WGS of Commensal Neisseria Reveals Acquisition of a New Ribosomal Protection Protein (MsrD) as a Possible Explanation for High Level Azithromycin Resistance in Belgium.
Tessa de BlockJolein Gyonne Elise LaumenChristophe Van DijckAbdellati SaïdIrith De BaetselierManoharan-Basil Santhini SheebaDorien Van den BosscheChris Richard KenyonPublished in: Pathogens (Basel, Switzerland) (2021)
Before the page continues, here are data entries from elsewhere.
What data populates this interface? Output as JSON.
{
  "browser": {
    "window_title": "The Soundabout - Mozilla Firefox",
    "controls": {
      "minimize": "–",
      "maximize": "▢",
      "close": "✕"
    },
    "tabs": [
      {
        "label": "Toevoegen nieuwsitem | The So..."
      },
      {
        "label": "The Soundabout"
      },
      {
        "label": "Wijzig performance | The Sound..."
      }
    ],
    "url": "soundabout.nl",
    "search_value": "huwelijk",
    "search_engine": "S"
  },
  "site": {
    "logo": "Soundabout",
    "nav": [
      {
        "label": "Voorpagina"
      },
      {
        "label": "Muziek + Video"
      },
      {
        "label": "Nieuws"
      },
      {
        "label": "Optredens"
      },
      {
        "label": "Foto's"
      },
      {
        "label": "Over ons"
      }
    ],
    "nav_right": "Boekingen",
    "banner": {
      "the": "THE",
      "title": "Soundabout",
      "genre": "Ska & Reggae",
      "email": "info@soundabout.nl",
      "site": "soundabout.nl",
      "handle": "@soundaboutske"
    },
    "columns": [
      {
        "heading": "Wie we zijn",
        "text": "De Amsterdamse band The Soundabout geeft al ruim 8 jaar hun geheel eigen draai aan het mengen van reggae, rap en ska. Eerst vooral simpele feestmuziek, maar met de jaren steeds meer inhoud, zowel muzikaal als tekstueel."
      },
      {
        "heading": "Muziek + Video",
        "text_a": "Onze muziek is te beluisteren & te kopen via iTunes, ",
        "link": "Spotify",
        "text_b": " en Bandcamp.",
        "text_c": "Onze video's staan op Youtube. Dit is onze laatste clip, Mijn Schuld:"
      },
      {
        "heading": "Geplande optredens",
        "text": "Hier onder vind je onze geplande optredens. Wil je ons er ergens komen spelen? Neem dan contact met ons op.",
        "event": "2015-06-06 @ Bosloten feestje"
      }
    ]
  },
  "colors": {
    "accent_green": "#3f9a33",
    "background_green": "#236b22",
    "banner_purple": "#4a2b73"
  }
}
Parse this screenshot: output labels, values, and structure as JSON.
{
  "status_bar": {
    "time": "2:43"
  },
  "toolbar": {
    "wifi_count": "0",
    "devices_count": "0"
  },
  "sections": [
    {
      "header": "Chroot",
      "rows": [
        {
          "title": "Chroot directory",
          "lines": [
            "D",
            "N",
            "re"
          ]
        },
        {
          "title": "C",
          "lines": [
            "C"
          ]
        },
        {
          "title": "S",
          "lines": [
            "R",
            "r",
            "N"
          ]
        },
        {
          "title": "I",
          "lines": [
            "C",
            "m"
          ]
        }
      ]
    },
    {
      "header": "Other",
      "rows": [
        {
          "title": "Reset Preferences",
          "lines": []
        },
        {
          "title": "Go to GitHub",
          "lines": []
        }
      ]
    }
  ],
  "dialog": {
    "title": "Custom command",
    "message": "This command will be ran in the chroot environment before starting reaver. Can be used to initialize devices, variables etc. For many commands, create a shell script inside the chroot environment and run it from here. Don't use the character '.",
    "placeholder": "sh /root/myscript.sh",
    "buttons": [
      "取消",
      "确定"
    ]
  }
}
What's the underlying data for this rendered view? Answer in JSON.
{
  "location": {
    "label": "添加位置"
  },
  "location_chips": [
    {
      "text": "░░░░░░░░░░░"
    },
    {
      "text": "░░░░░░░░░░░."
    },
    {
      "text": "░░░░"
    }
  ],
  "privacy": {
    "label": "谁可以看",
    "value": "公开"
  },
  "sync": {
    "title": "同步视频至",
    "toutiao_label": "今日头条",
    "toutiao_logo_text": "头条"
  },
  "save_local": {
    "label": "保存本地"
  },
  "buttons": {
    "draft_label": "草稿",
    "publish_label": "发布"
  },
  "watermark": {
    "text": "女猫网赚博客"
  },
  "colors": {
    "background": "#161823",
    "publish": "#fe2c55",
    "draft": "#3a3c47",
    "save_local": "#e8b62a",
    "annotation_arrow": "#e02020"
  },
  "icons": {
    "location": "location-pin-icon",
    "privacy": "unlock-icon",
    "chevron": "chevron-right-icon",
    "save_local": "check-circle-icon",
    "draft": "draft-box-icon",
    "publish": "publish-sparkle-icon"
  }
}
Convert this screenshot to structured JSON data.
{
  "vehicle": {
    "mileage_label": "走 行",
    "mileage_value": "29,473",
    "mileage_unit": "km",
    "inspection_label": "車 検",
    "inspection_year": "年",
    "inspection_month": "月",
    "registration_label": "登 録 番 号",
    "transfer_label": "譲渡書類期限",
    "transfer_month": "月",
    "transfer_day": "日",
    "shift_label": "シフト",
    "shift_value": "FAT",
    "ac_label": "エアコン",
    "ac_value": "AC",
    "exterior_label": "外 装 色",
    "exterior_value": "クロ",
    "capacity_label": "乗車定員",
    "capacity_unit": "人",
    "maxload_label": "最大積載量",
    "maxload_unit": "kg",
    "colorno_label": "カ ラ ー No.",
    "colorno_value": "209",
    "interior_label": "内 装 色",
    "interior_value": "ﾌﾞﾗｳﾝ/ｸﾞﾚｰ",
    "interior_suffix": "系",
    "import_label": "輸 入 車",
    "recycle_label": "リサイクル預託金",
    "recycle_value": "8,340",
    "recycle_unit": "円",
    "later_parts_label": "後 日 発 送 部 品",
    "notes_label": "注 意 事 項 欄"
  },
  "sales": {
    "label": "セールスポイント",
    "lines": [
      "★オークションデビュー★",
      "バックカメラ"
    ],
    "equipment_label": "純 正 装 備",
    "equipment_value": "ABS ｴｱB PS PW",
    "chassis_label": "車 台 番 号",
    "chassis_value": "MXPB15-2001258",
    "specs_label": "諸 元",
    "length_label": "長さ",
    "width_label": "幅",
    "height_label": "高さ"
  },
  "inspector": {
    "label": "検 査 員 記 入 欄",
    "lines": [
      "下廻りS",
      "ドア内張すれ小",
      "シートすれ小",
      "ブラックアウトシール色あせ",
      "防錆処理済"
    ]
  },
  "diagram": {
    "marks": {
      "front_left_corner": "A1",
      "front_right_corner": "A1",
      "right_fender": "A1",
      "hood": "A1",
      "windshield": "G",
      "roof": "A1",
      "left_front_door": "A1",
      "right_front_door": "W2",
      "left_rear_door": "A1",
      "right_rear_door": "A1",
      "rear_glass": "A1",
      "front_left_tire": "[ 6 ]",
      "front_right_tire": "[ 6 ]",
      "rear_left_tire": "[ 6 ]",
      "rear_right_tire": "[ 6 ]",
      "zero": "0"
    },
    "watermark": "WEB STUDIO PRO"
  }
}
In this study, we characterized all oropharyngeal and anorectal isolates of Neisseria spp. in a cohort of men who have sex with men. This resulted in a panel of pathogenic Neisseria (N. gonorrhoeae [n = 5] and N. meningitidis [n = 5]) and nonpathogenic Neisseria (N. subflava [n = 11], N. mucosa [n = 3] and N. oralis [n = 2]). A high proportion of strains in this panel were resistant to azithromycin (18/26) and ceftriaxone (3/26). Whole genome sequencing (WGS) of these strains identified numerous mutations that are known to confer reduced susceptibility to azithromycin and ceftriaxone in N. gonorrhoeae. The presence or absence of these known mutations did not explain the high level resistance to azithromycin (>256 mg/L) in the nonpathogenic isolates (8/16). After screening for antimicrobial resistance (AMR) genes, we found a ribosomal protection protein, Msr(D), in these highly azithromycin resistant nonpathogenic strains. The complete integration site originated from Streptococcus pneumoniae and is associated with high level resistance to azithromycin in many other bacterial species. This novel AMR resistance mechanism to azithromycin in nonpathogenic Neisseria could be a public health concern if it were to be transmitted to pathogenic Neisseria. This study demonstrates the utility of WGS-based surveillance of nonpathogenic Neisseria.